Mathematical characteristics of sea ice dynamics models

Abstract

Mathematical characteristics of plasticity models that describe large‐scale sea ice behavior are studied in an attempt to understand the models better and to compare the analytical results to observed ice behavior. Separate stress and velocity characteristics occur when a nonassociated flow rule is used. The two sets coincide for associated flow rules. The relative orientation of characteristic directions at a point can change depending on the stress state and the direction of plastic stretching. Two real velocity characteristic directions exist when the magnitude of shearing exceeds the magnitude of dilating, one exists when they are equal, and none exist when the shearing magnitude is less than the dilating magnitude.

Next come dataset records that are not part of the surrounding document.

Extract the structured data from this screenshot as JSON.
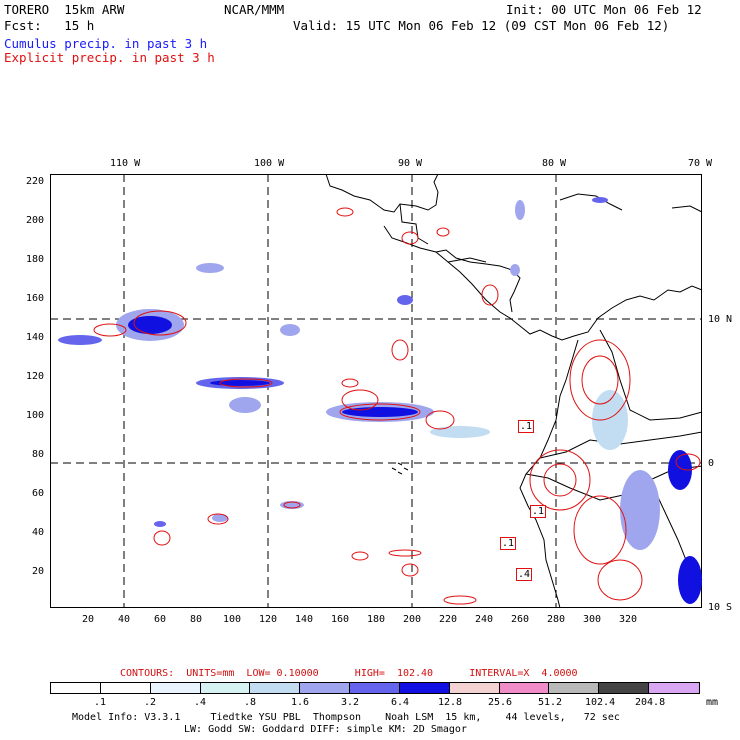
{
  "header": {
    "model_name": "TORERO  15km ARW",
    "org": "NCAR/MMM",
    "init": "Init: 00 UTC Mon 06 Feb 12",
    "fcst": "Fcst:   15 h",
    "valid": "Valid: 15 UTC Mon 06 Feb 12 (09 CST Mon 06 Feb 12)",
    "field1": "Cumulus precip. in past 3 h",
    "field2": "Explicit precip. in past 3 h",
    "field1_color": "#1a1aff",
    "field2_color": "#e01010"
  },
  "map": {
    "lon_labels": [
      "110 W",
      "100 W",
      "90 W",
      "80 W",
      "70 W"
    ],
    "lat_labels": [
      "10 N",
      "0",
      "10 S"
    ],
    "y_ticks": [
      "220",
      "200",
      "180",
      "160",
      "140",
      "120",
      "100",
      "80",
      "60",
      "40",
      "20"
    ],
    "x_ticks": [
      "20",
      "40",
      "60",
      "80",
      "100",
      "120",
      "140",
      "160",
      "180",
      "200",
      "220",
      "240",
      "260",
      "280",
      "300",
      "320"
    ],
    "contour_labels": [
      ".1",
      ".1",
      ".1",
      ".4"
    ]
  },
  "contours_info": {
    "label": "CONTOURS:  UNITS=mm  LOW= 0.10000      HIGH=  102.40      INTERVAL=X  4.0000",
    "color": "#d01010"
  },
  "colorbar": {
    "labels": [
      ".1",
      ".2",
      ".4",
      ".8",
      "1.6",
      "3.2",
      "6.4",
      "12.8",
      "25.6",
      "51.2",
      "102.4",
      "204.8"
    ],
    "unit": "mm",
    "colors": [
      "#ffffff",
      "#ffffff",
      "#eaf4ff",
      "#d6f2f2",
      "#c2dcf2",
      "#9fa6ee",
      "#6464ec",
      "#1010e0",
      "#f4d2d2",
      "#f08cc8",
      "#b8b8b8",
      "#444444",
      "#d9a6f2"
    ]
  },
  "footer": {
    "line1": "Model Info: V3.3.1     Tiedtke YSU PBL  Thompson    Noah LSM  15 km,    44 levels,   72 sec",
    "line2": "LW: Godd SW: Goddard DIFF: simple KM: 2D Smagor"
  }
}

The system is hyperbolic, parabolic, or elliptic, respectively, in these conditions. Quasi‐steady elastic‐plastic and viscous‐plastic models have identical characteristics so that we cannot use the characteristics to discriminate between these models. Attention has been focused on the velocity characteristics with the desire to relate these directions directly to leads and other features observed in satellite imagery. The velocity characteristic curves cannot stretch, so that floes lying along a characteristic line neither approach nor separate from each other. Therefore the amount of open water will not change between these floes, which makes it unlikely that we will be able to observe fields of characteristic directions directly in satellite imagery. We have, however, observed velocity discontinuities across large‐scale lead systems, which are special characteristic curves. This result offers a way to use remotely sensed imagery directly to estimate part of the deformation field.